The tool usage process follows this pattern:

  1. Send user message with tool schema to Claude
  2. Receive assistant message with text block and tool use block
  3. Extract tool information and execute the actual function
  4. Send tool result back to Claude along with complete conversation history
  5. Receive final response from Claude

Each step requires careful handling of the message structure to ensure Claude has the full context it needs to provide accurate responses.

Updating Helper Functions

If you've been using helper functions like add_user_message() and add_assistant_message(), you'll need to update them to handle multi-block content. The current versions likely only support single text blocks, but now they need to accommodate the more complex content structures that include tool use blocks.

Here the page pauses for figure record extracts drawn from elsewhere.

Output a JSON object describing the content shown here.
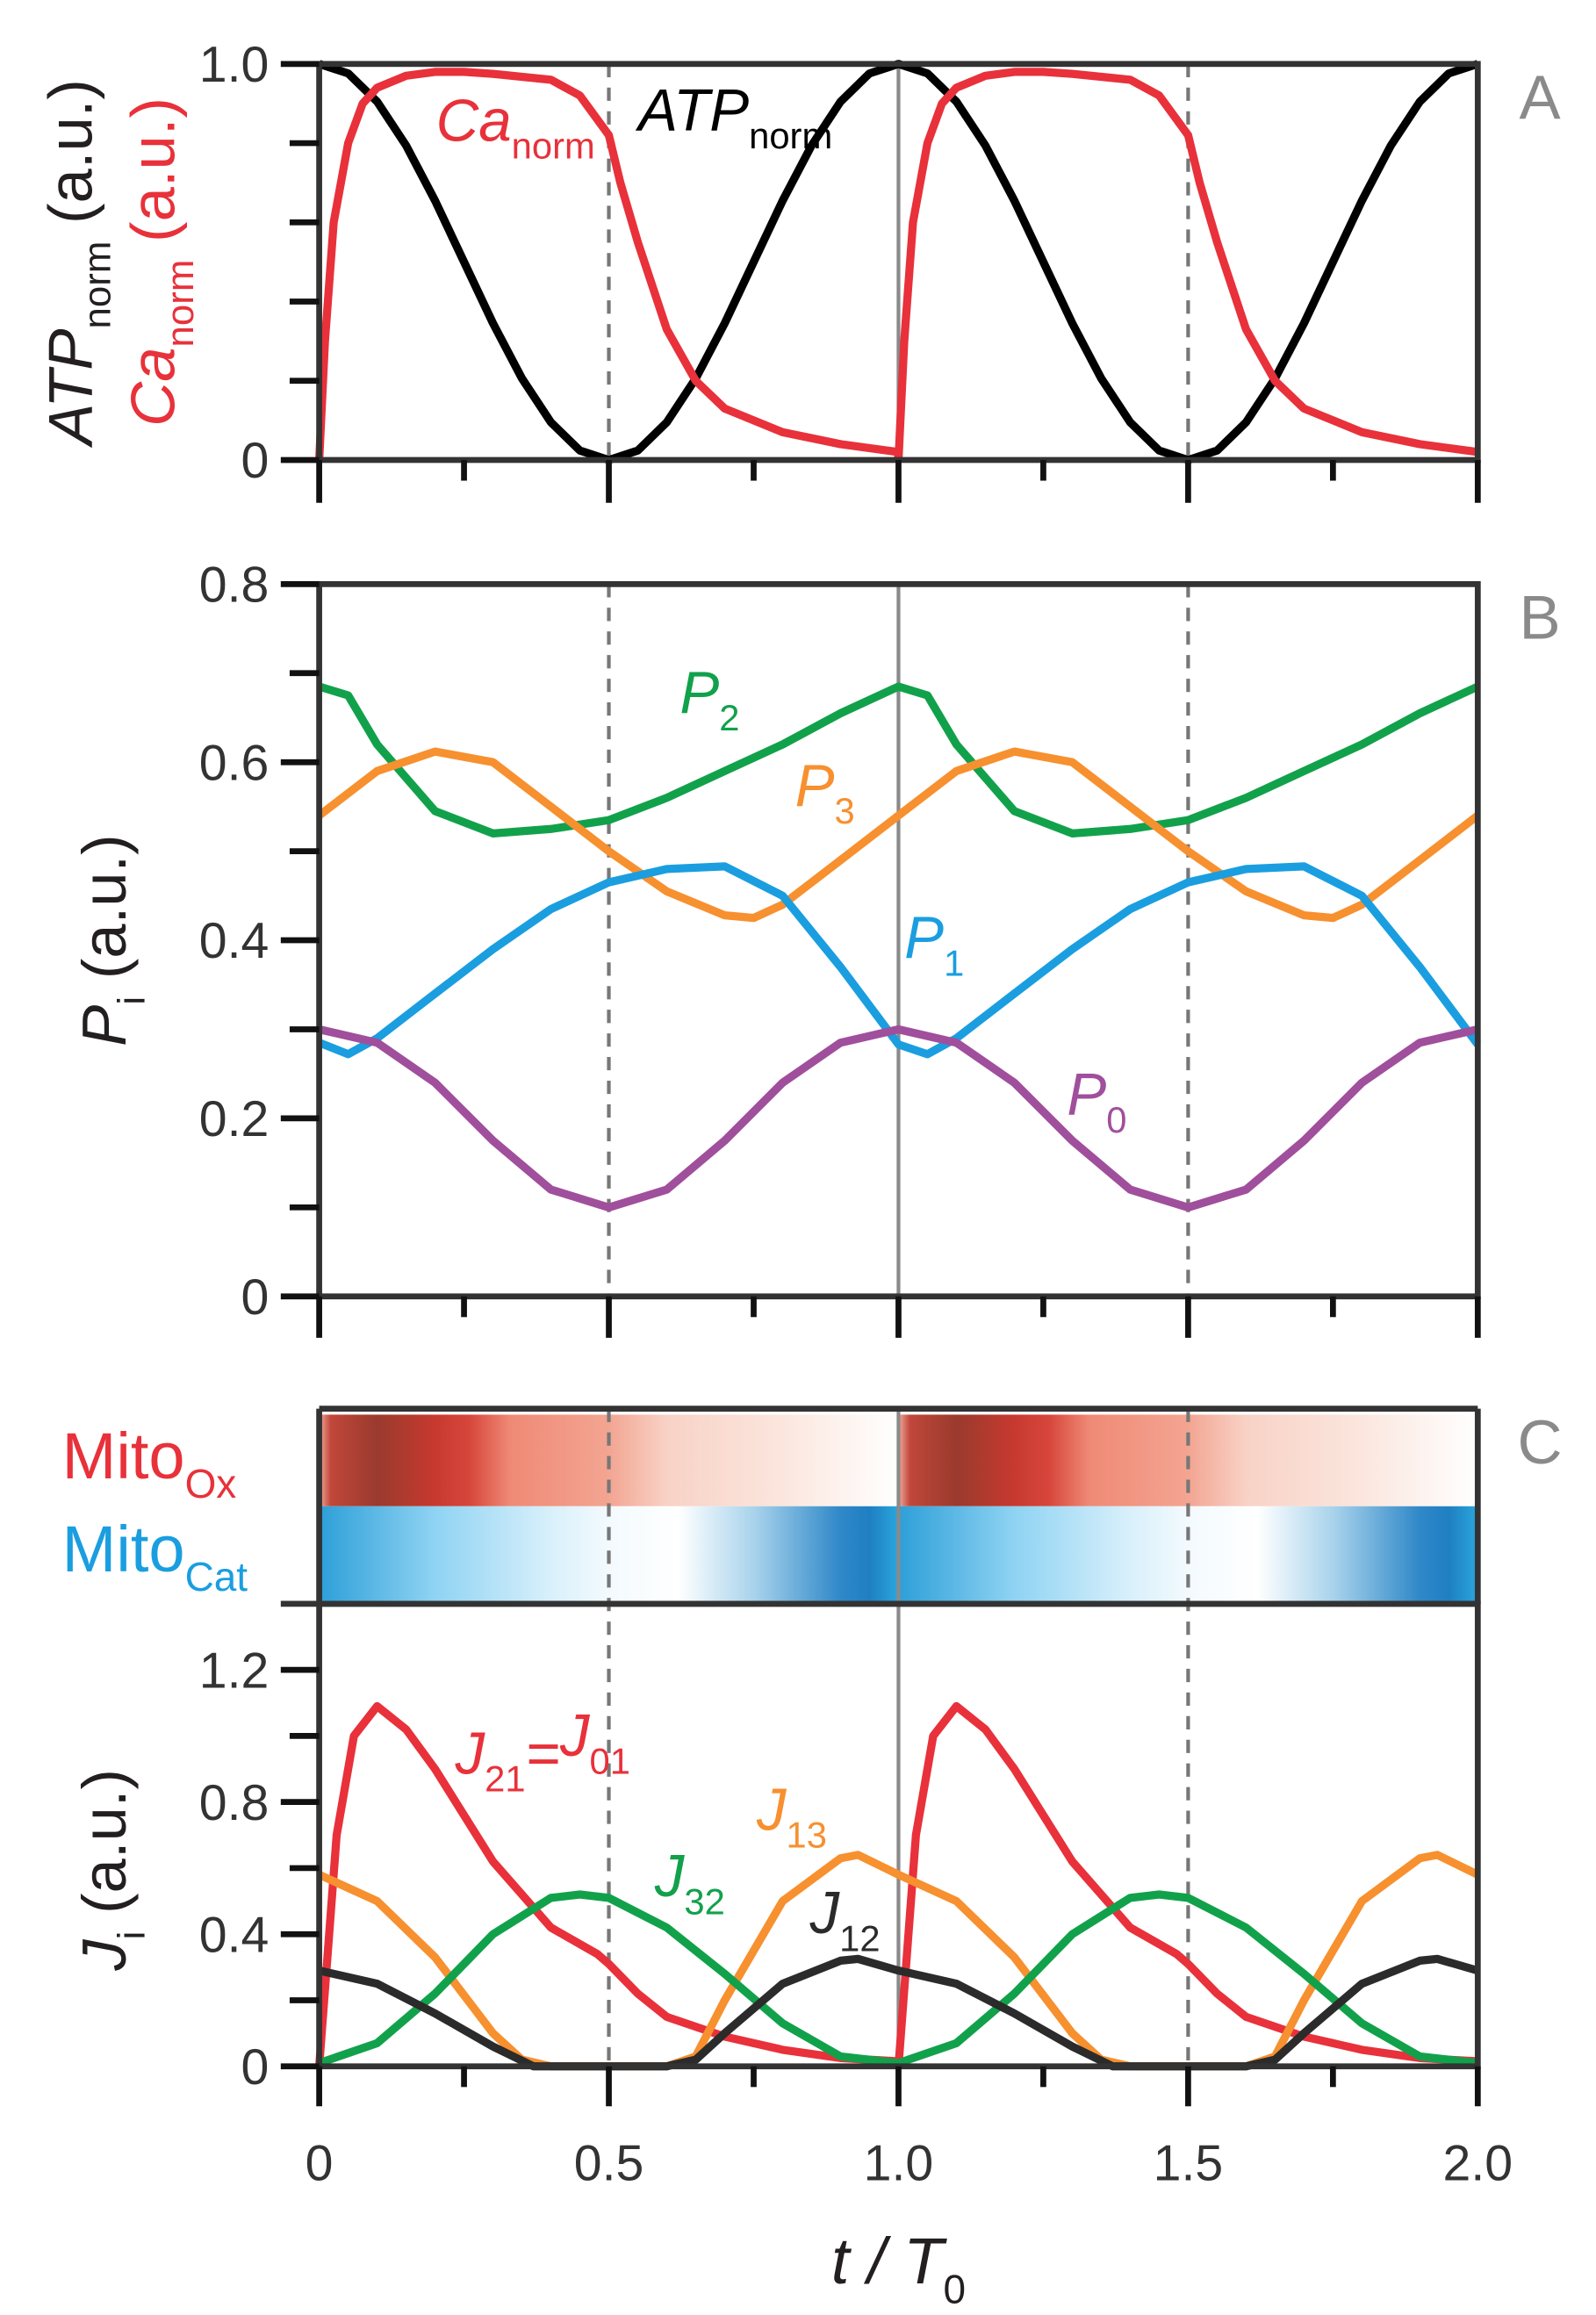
{
  "chart_data": [
    {
      "id": "A",
      "type": "line",
      "panel_label": "A",
      "ylabel": [
        {
          "main": "ATP",
          "sub": "norm",
          "rest": " (a.u.)",
          "color": "#231f20"
        },
        {
          "main": "Ca",
          "sub": "norm",
          "rest": " (a.u.)",
          "color": "#e8313a"
        }
      ],
      "ylim": [
        0,
        1.0
      ],
      "yticks": [
        {
          "v": 0,
          "label": "0"
        },
        {
          "v": 0.2,
          "label": ""
        },
        {
          "v": 0.4,
          "label": ""
        },
        {
          "v": 0.6,
          "label": ""
        },
        {
          "v": 0.8,
          "label": ""
        },
        {
          "v": 1.0,
          "label": "1.0"
        }
      ],
      "xlim": [
        0,
        2
      ],
      "series": [
        {
          "name": "ATPnorm",
          "label": {
            "main": "ATP",
            "sub": "norm"
          },
          "color": "#000000",
          "x": [
            0,
            0.05,
            0.1,
            0.15,
            0.2,
            0.25,
            0.3,
            0.35,
            0.4,
            0.45,
            0.5,
            0.55,
            0.6,
            0.65,
            0.7,
            0.75,
            0.8,
            0.85,
            0.9,
            0.95,
            1.0,
            1.05,
            1.1,
            1.15,
            1.2,
            1.25,
            1.3,
            1.35,
            1.4,
            1.45,
            1.5,
            1.55,
            1.6,
            1.65,
            1.7,
            1.75,
            1.8,
            1.85,
            1.9,
            1.95,
            2.0
          ],
          "y": [
            1,
            0.976,
            0.905,
            0.794,
            0.655,
            0.5,
            0.345,
            0.206,
            0.095,
            0.024,
            0,
            0.024,
            0.095,
            0.206,
            0.345,
            0.5,
            0.655,
            0.794,
            0.905,
            0.976,
            1,
            0.976,
            0.905,
            0.794,
            0.655,
            0.5,
            0.345,
            0.206,
            0.095,
            0.024,
            0,
            0.024,
            0.095,
            0.206,
            0.345,
            0.5,
            0.655,
            0.794,
            0.905,
            0.976,
            1
          ]
        },
        {
          "name": "Canorm",
          "label": {
            "main": "Ca",
            "sub": "norm"
          },
          "color": "#e8313a",
          "x": [
            0,
            0.01,
            0.025,
            0.05,
            0.075,
            0.1,
            0.15,
            0.2,
            0.25,
            0.3,
            0.4,
            0.45,
            0.5,
            0.52,
            0.55,
            0.6,
            0.65,
            0.7,
            0.8,
            0.9,
            0.999,
            1.0,
            1.01,
            1.025,
            1.05,
            1.075,
            1.1,
            1.15,
            1.2,
            1.25,
            1.3,
            1.4,
            1.45,
            1.5,
            1.52,
            1.55,
            1.6,
            1.65,
            1.7,
            1.8,
            1.9,
            2.0
          ],
          "y": [
            0,
            0.3,
            0.6,
            0.8,
            0.9,
            0.94,
            0.97,
            0.98,
            0.98,
            0.975,
            0.96,
            0.92,
            0.82,
            0.7,
            0.55,
            0.33,
            0.2,
            0.13,
            0.07,
            0.04,
            0.02,
            0,
            0.3,
            0.6,
            0.8,
            0.9,
            0.94,
            0.97,
            0.98,
            0.98,
            0.975,
            0.96,
            0.92,
            0.82,
            0.7,
            0.55,
            0.33,
            0.2,
            0.13,
            0.07,
            0.04,
            0.02
          ]
        }
      ]
    },
    {
      "id": "B",
      "type": "line",
      "panel_label": "B",
      "ylabel": [
        {
          "main": "P",
          "sub": "i",
          "rest": " (a.u.)",
          "color": "#231f20"
        }
      ],
      "ylim": [
        0,
        0.8
      ],
      "yticks": [
        {
          "v": 0,
          "label": "0"
        },
        {
          "v": 0.1,
          "label": ""
        },
        {
          "v": 0.2,
          "label": "0.2"
        },
        {
          "v": 0.3,
          "label": ""
        },
        {
          "v": 0.4,
          "label": "0.4"
        },
        {
          "v": 0.5,
          "label": ""
        },
        {
          "v": 0.6,
          "label": "0.6"
        },
        {
          "v": 0.7,
          "label": ""
        },
        {
          "v": 0.8,
          "label": "0.8"
        }
      ],
      "xlim": [
        0,
        2
      ],
      "series": [
        {
          "name": "P2",
          "label": {
            "main": "P",
            "sub": "2"
          },
          "color": "#12a14b",
          "x": [
            0,
            0.05,
            0.1,
            0.2,
            0.3,
            0.4,
            0.5,
            0.6,
            0.7,
            0.8,
            0.9,
            1.0,
            1.05,
            1.1,
            1.2,
            1.3,
            1.4,
            1.5,
            1.6,
            1.7,
            1.8,
            1.9,
            2.0
          ],
          "y": [
            0.685,
            0.675,
            0.62,
            0.545,
            0.52,
            0.525,
            0.535,
            0.56,
            0.59,
            0.62,
            0.655,
            0.685,
            0.675,
            0.62,
            0.545,
            0.52,
            0.525,
            0.535,
            0.56,
            0.59,
            0.62,
            0.655,
            0.685
          ]
        },
        {
          "name": "P3",
          "label": {
            "main": "P",
            "sub": "3"
          },
          "color": "#f7902f",
          "x": [
            0,
            0.1,
            0.2,
            0.3,
            0.4,
            0.5,
            0.6,
            0.7,
            0.75,
            0.8,
            0.9,
            1.0,
            1.1,
            1.2,
            1.3,
            1.4,
            1.5,
            1.6,
            1.7,
            1.75,
            1.8,
            1.9,
            2.0
          ],
          "y": [
            0.54,
            0.59,
            0.612,
            0.6,
            0.55,
            0.5,
            0.455,
            0.428,
            0.425,
            0.44,
            0.49,
            0.54,
            0.59,
            0.612,
            0.6,
            0.55,
            0.5,
            0.455,
            0.428,
            0.425,
            0.44,
            0.49,
            0.54
          ]
        },
        {
          "name": "P1",
          "label": {
            "main": "P",
            "sub": "1"
          },
          "color": "#1a9ee0",
          "x": [
            0,
            0.05,
            0.1,
            0.2,
            0.3,
            0.4,
            0.5,
            0.6,
            0.7,
            0.8,
            0.9,
            1.0,
            1.05,
            1.1,
            1.2,
            1.3,
            1.4,
            1.5,
            1.6,
            1.7,
            1.8,
            1.9,
            2.0
          ],
          "y": [
            0.285,
            0.272,
            0.29,
            0.34,
            0.39,
            0.435,
            0.465,
            0.48,
            0.483,
            0.45,
            0.37,
            0.283,
            0.272,
            0.29,
            0.34,
            0.39,
            0.435,
            0.465,
            0.48,
            0.483,
            0.45,
            0.37,
            0.283
          ]
        },
        {
          "name": "P0",
          "label": {
            "main": "P",
            "sub": "0"
          },
          "color": "#a04f9c",
          "x": [
            0,
            0.1,
            0.2,
            0.3,
            0.4,
            0.5,
            0.6,
            0.7,
            0.8,
            0.9,
            1.0,
            1.1,
            1.2,
            1.3,
            1.4,
            1.5,
            1.6,
            1.7,
            1.8,
            1.9,
            2.0
          ],
          "y": [
            0.3,
            0.285,
            0.24,
            0.175,
            0.12,
            0.1,
            0.12,
            0.175,
            0.24,
            0.285,
            0.3,
            0.285,
            0.24,
            0.175,
            0.12,
            0.1,
            0.12,
            0.175,
            0.24,
            0.285,
            0.3
          ]
        }
      ]
    },
    {
      "id": "C",
      "type": "line",
      "panel_label": "C",
      "ylabel": [
        {
          "main": "J",
          "sub": "i",
          "rest": " (a.u.)",
          "color": "#231f20"
        }
      ],
      "ylim": [
        0,
        1.4
      ],
      "yticks": [
        {
          "v": 0,
          "label": "0"
        },
        {
          "v": 0.2,
          "label": ""
        },
        {
          "v": 0.4,
          "label": "0.4"
        },
        {
          "v": 0.6,
          "label": ""
        },
        {
          "v": 0.8,
          "label": "0.8"
        },
        {
          "v": 1.0,
          "label": ""
        },
        {
          "v": 1.2,
          "label": "1.2"
        }
      ],
      "xlim": [
        0,
        2
      ],
      "xlabel": {
        "main": "t / T",
        "sub": "0"
      },
      "xticks": [
        {
          "v": 0,
          "label": "0"
        },
        {
          "v": 0.5,
          "label": "0.5"
        },
        {
          "v": 1.0,
          "label": "1.0"
        },
        {
          "v": 1.5,
          "label": "1.5"
        },
        {
          "v": 2.0,
          "label": "2.0"
        }
      ],
      "heatmap": [
        {
          "name": "MitoOx",
          "label": {
            "main": "Mito",
            "sub": "Ox"
          },
          "label_color": "#e8313a",
          "stops": [
            {
              "t": 0,
              "c": "#f2a99a"
            },
            {
              "t": 0.02,
              "c": "#c0473a"
            },
            {
              "t": 0.1,
              "c": "#9a3a2e"
            },
            {
              "t": 0.2,
              "c": "#c7392f"
            },
            {
              "t": 0.26,
              "c": "#d7463b"
            },
            {
              "t": 0.33,
              "c": "#ef8a76"
            },
            {
              "t": 0.5,
              "c": "#f3a592"
            },
            {
              "t": 0.6,
              "c": "#f8d2c6"
            },
            {
              "t": 0.8,
              "c": "#fbe6de"
            },
            {
              "t": 1.0,
              "c": "#ffffff"
            }
          ]
        },
        {
          "name": "MitoCat",
          "label": {
            "main": "Mito",
            "sub": "Cat"
          },
          "label_color": "#1a9ee0",
          "stops": [
            {
              "t": 0,
              "c": "#2d9fd8"
            },
            {
              "t": 0.2,
              "c": "#8fd3f3"
            },
            {
              "t": 0.4,
              "c": "#d9f0fb"
            },
            {
              "t": 0.5,
              "c": "#f3fafe"
            },
            {
              "t": 0.62,
              "c": "#ffffff"
            },
            {
              "t": 0.75,
              "c": "#a9d3ec"
            },
            {
              "t": 0.9,
              "c": "#2f88c8"
            },
            {
              "t": 0.95,
              "c": "#1f7fc2"
            },
            {
              "t": 1.0,
              "c": "#2aa6dc"
            }
          ]
        }
      ],
      "series": [
        {
          "name": "J21=J01",
          "label": {
            "main": "J",
            "sub": "21",
            "eq": "=",
            "main2": "J",
            "sub2": "01"
          },
          "color": "#e8313a",
          "x": [
            0,
            0.03,
            0.06,
            0.1,
            0.15,
            0.2,
            0.3,
            0.4,
            0.48,
            0.5,
            0.55,
            0.6,
            0.7,
            0.8,
            0.9,
            0.999,
            1.0,
            1.03,
            1.06,
            1.1,
            1.15,
            1.2,
            1.3,
            1.4,
            1.48,
            1.5,
            1.55,
            1.6,
            1.7,
            1.8,
            1.9,
            2.0
          ],
          "y": [
            0,
            0.7,
            1.0,
            1.09,
            1.02,
            0.9,
            0.62,
            0.42,
            0.34,
            0.31,
            0.22,
            0.15,
            0.09,
            0.05,
            0.025,
            0.015,
            0,
            0.7,
            1.0,
            1.09,
            1.02,
            0.9,
            0.62,
            0.42,
            0.34,
            0.31,
            0.22,
            0.15,
            0.09,
            0.05,
            0.025,
            0.015
          ]
        },
        {
          "name": "J13",
          "label": {
            "main": "J",
            "sub": "13"
          },
          "color": "#f7902f",
          "x": [
            0,
            0.1,
            0.2,
            0.3,
            0.35,
            0.4,
            0.6,
            0.65,
            0.7,
            0.8,
            0.9,
            0.93,
            1.0,
            1.1,
            1.2,
            1.3,
            1.35,
            1.4,
            1.6,
            1.65,
            1.7,
            1.8,
            1.9,
            1.93,
            2.0
          ],
          "y": [
            0.58,
            0.5,
            0.33,
            0.1,
            0.02,
            0,
            0,
            0.03,
            0.2,
            0.5,
            0.63,
            0.64,
            0.58,
            0.5,
            0.33,
            0.1,
            0.02,
            0,
            0,
            0.03,
            0.2,
            0.5,
            0.63,
            0.64,
            0.58
          ]
        },
        {
          "name": "J32",
          "label": {
            "main": "J",
            "sub": "32"
          },
          "color": "#12a14b",
          "x": [
            0,
            0.1,
            0.2,
            0.3,
            0.4,
            0.45,
            0.5,
            0.6,
            0.7,
            0.8,
            0.9,
            1.0,
            1.1,
            1.2,
            1.3,
            1.4,
            1.45,
            1.5,
            1.6,
            1.7,
            1.8,
            1.9,
            2.0
          ],
          "y": [
            0.01,
            0.07,
            0.22,
            0.4,
            0.51,
            0.52,
            0.51,
            0.42,
            0.28,
            0.13,
            0.03,
            0.01,
            0.07,
            0.22,
            0.4,
            0.51,
            0.52,
            0.51,
            0.42,
            0.28,
            0.13,
            0.03,
            0.01
          ]
        },
        {
          "name": "J12",
          "label": {
            "main": "J",
            "sub": "12"
          },
          "color": "#2b2b2b",
          "x": [
            0,
            0.1,
            0.2,
            0.3,
            0.37,
            0.6,
            0.65,
            0.7,
            0.8,
            0.9,
            0.93,
            1.0,
            1.1,
            1.2,
            1.3,
            1.37,
            1.6,
            1.65,
            1.7,
            1.8,
            1.9,
            1.93,
            2.0
          ],
          "y": [
            0.29,
            0.25,
            0.16,
            0.06,
            0,
            0,
            0.02,
            0.1,
            0.25,
            0.32,
            0.325,
            0.29,
            0.25,
            0.16,
            0.06,
            0,
            0,
            0.02,
            0.1,
            0.25,
            0.32,
            0.325,
            0.29
          ]
        }
      ]
    }
  ]
}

This multi-block message handling is essential for building robust applications that can seamlessly integrate Claude's tool capabilities while maintaining proper conversation flow.

Sending Tool Results

After Claude requests a tool call, you need to execute the function and send the results back. This completes the tool use workflow by providing Claude with the information it requested.

Running the Tool Function

When Claude responds with a tool use block, you extract the input parameters and call your function. Here's how to access the tool parameters:

response.content[1].input

This gives you a dictionary of the arguments Claude wants to pass to your function. Since your function expects keyword arguments rather than a dictionary, you use Python's unpacking syntax:

get_current_datetime(**response.content[1].input)

Tool Result Block

After running the tool function, you need to send the results back to Claude using a tool result block. This block goes inside a user message and tells Claude what happened when you executed the tool.

The tool result block has several important properties:

  • tool_use_id - Must match the id of the ToolUse block that this ToolResult corresponds to
  • content - Output from running your tool, serialized as a string
  • is_error - True if an error occurred

Handling Multiple Tool Calls

Claude can request multiple tool calls in a single response. For example, if a user asks "What's 10 + 10 and what's 30 + 30?", Claude might respond with two separate ToolUse blocks.

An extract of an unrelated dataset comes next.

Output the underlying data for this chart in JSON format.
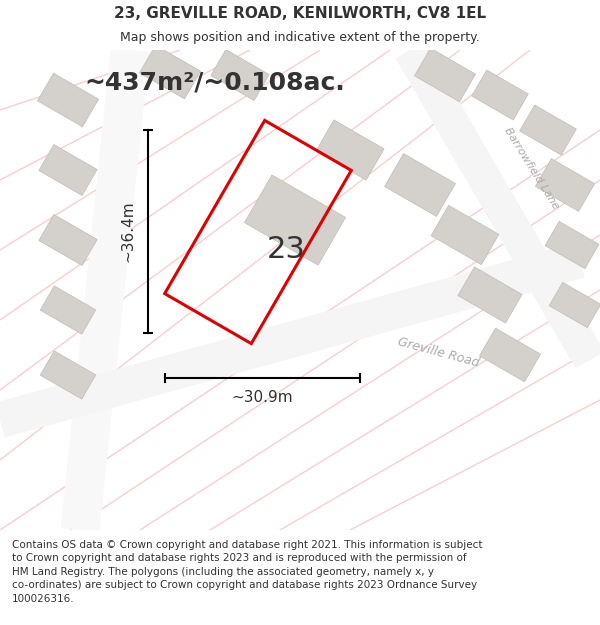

Each tool call gets a unique ID, and you must match these IDs when sending back results. This ensures Claude knows which result corresponds to which request, even if the results arrive in a different order.

Building the Follow-up Request

Your follow-up request to Claude must include the complete conversation history plus the new tool result. Here's the structure:

messages.append({
    "role": "user",
    "content": [{
        "type": "tool_result",
        "tool_use_id": response.content[1].id,
        "content": "15:04:22",
        "is_error": False
    }]
})

The complete message history now contains:

  1. Original user message
  2. Assistant message with tool use block
  3. User message with tool result block

Making the Final Request

When sending the follow-up request, you must still include the tool schema even though you're not expecting Claude to make another tool call. Claude needs the schema to understand the tool references in your conversation history.

client.messages.create(
    model=model,
    max_tokens=1000,
    messages=messages,
    tools=[get_current_datetime_schema]
)

Claude will then respond with a final message that incorporates the tool results into a natural response for the user. The tool use workflow is now complete - you've successfully enabled Claude to access real-time information through your custom function.

Common Tool Function Examples

Here are some essential tools you might implement:

  • Getting current date/time - For time-sensitive queries
  • Adding duration to dates - For scheduling and planning
  • Setting reminders - For task management
  • Fetching weather data - For location-based information
  • Database queries - For retrieving user-specific data
  • API calls - For integrating external services

Tool functions transform Claude from a conversational AI into a powerful assistant that can interact with real-world systems and data.